Just over an hour later, another explosion took place, this time at the Maalbeek metro station, just steps from the European Union offices. That bombing left another 20 dead and more than 150 injured.

The Islamic State of Iraq and Syria (ISIS) took responsibility for the terrorist attack, the deadliest on Belgium soil since World War II.

President Obama, in Cuba and attending a baseball game on the day of the latest attacks, said during remarks that lasted under a minute that “we must be together, regardless of nationality or race or faith, in fighting against the scourge of terrorism.”

He did not cut short his trip to Cuba, and watched the baseball game as planned, drawing sharp criticism from US citizens and politicians alike.

Candidates Speak Out

Following the attacks, Mrs. Clinton took to the airwaves of nationally televised morning programs, including “CBS This Morning,” where she said Belgium was the latest “reminder of how sophisticated the terrorists are.” She added in a statement that “terrorists seek to undermine the democratic values that are the foundation of our alliance and way of life, but they will never succeed.”

Vermont Senator Bernie Sanders said, “Today’s attack is a brutal reminder that the international community must come together to destroy ISIS. This type of barbarism cannot be allowed to continue.”

On the GOP side, Donald Trump described the attacks in Brussels as “peanuts” compared to what he said might happen in the homeland. “We have to have stronger borders.

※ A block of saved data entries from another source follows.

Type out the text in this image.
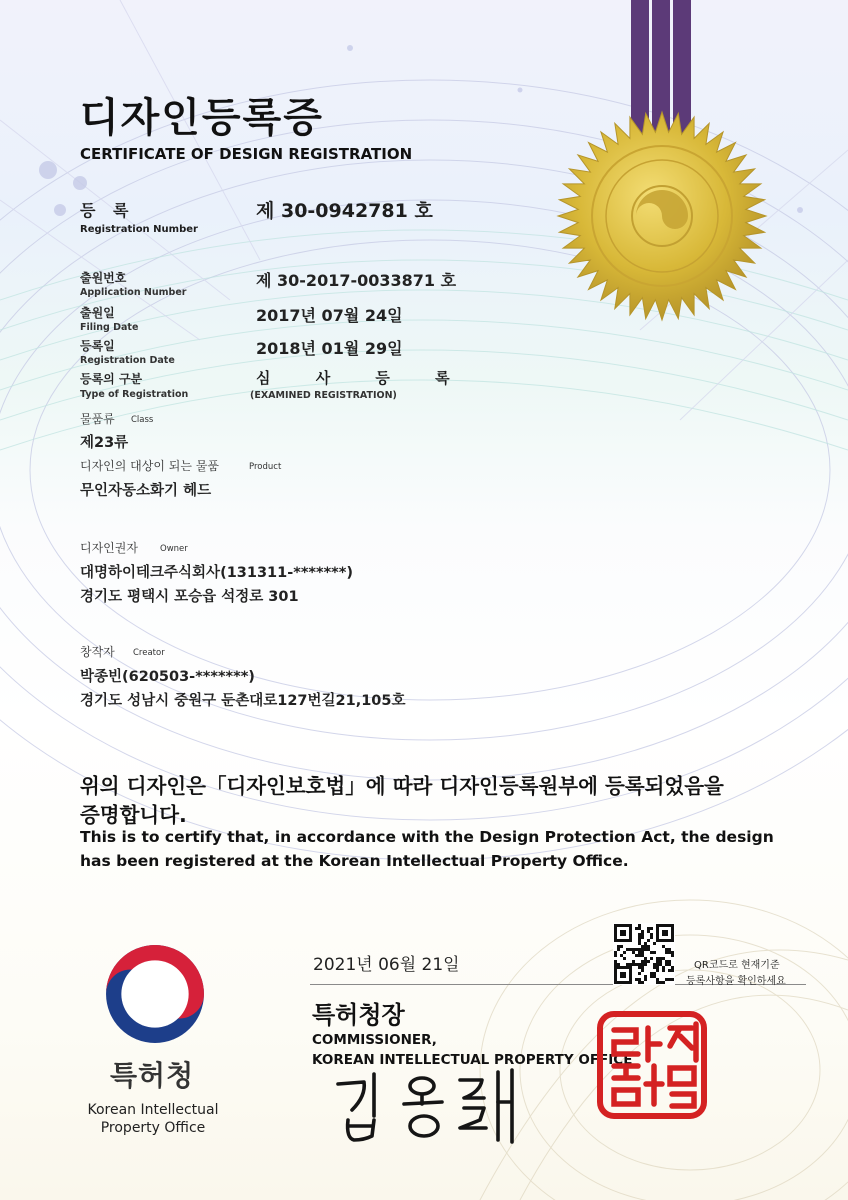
디자인등록증
CERTIFICATE OF DESIGN REGISTRATION
등 록
Registration Number
제 30-0942781 호
출원번호
Application Number
제 30-2017-0033871 호
출원일
Filing Date
2017년 07월 24일
등록일
Registration Date
2018년 01월 29일
등록의 구분
Type of Registration
심 사 등 록
(EXAMINED REGISTRATION)
물품류 Class
제23류
디자인의 대상이 되는 물품	Product
무인자동소화기 헤드
디자인권자	Owner
대명하이테크주식회사(131311-*******)
경기도 평택시 포승읍 석정로 301
창작자 Creator
박종빈(620503-*******)
경기도 성남시 중원구 둔촌대로127번길21,105호
위의 디자인은「디자인보호법」에 따라 디자인등록원부에 등록되었음을
증명합니다.
This is to certify that, in accordance with the Design Protection Act, the design
has been registered at the Korean Intellectual Property Office.
특허청
Korean Intellectual
Property Office
2021년 06월 21일
특허청장
COMMISSIONER,
KOREAN INTELLECTUAL PROPERTY OFFICE
QR코드로 현재기준
등록사항을 확인하세요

Our southern border is Swiss cheese,” said Trump, apparently feeling hungry.

Texas Senator Ted Cruz said the attacks aren’t isolated incidents and took a shot at Obama by saying “we can never hope to defeat this evil so long as we refuse to even name it,” a reference to the president’s steadfast refusal throughout his time in office to use the language “radical Islamic terrorism.”

Ohio Governor John Kasich also pointed fingers towards Obama. “I’m a little surprised that the president is going to a baseball game . . . We just have to put all of our focus on this,” Kasich stated.

Sanders Wins But Loses

It’s tough being Bernie Sanders. Not only is he going up against an opponent backed by the most powerful political machine in the US, but even when he wins more states in a given night, Hillary still manages to come out the victor.

On Tuesday, Sanders won both Idaho and Utah, and Clinton took Arizona. He won 35 delegates and she won 41.

Clinton now holds 1,681 delegates to Sanders’ 927.

On the Republican side, Trump also continued his winning ways by taking Arizona, though Cruz easily won Utah. The GOP delegate count now stands at Trump (739), Cruz (465), and Kasich (143).

As each primary session concludes, it seems more likely 2016 will be Trump vs. Clinton on the presidential ballot.

But a new CBS/New York Times poll shows both favorites with historically unfavorable ratings. The New York billionaire is seen as unfavorable by 57 percent of registered voters, while Clinton is unfavorable at 52 percent.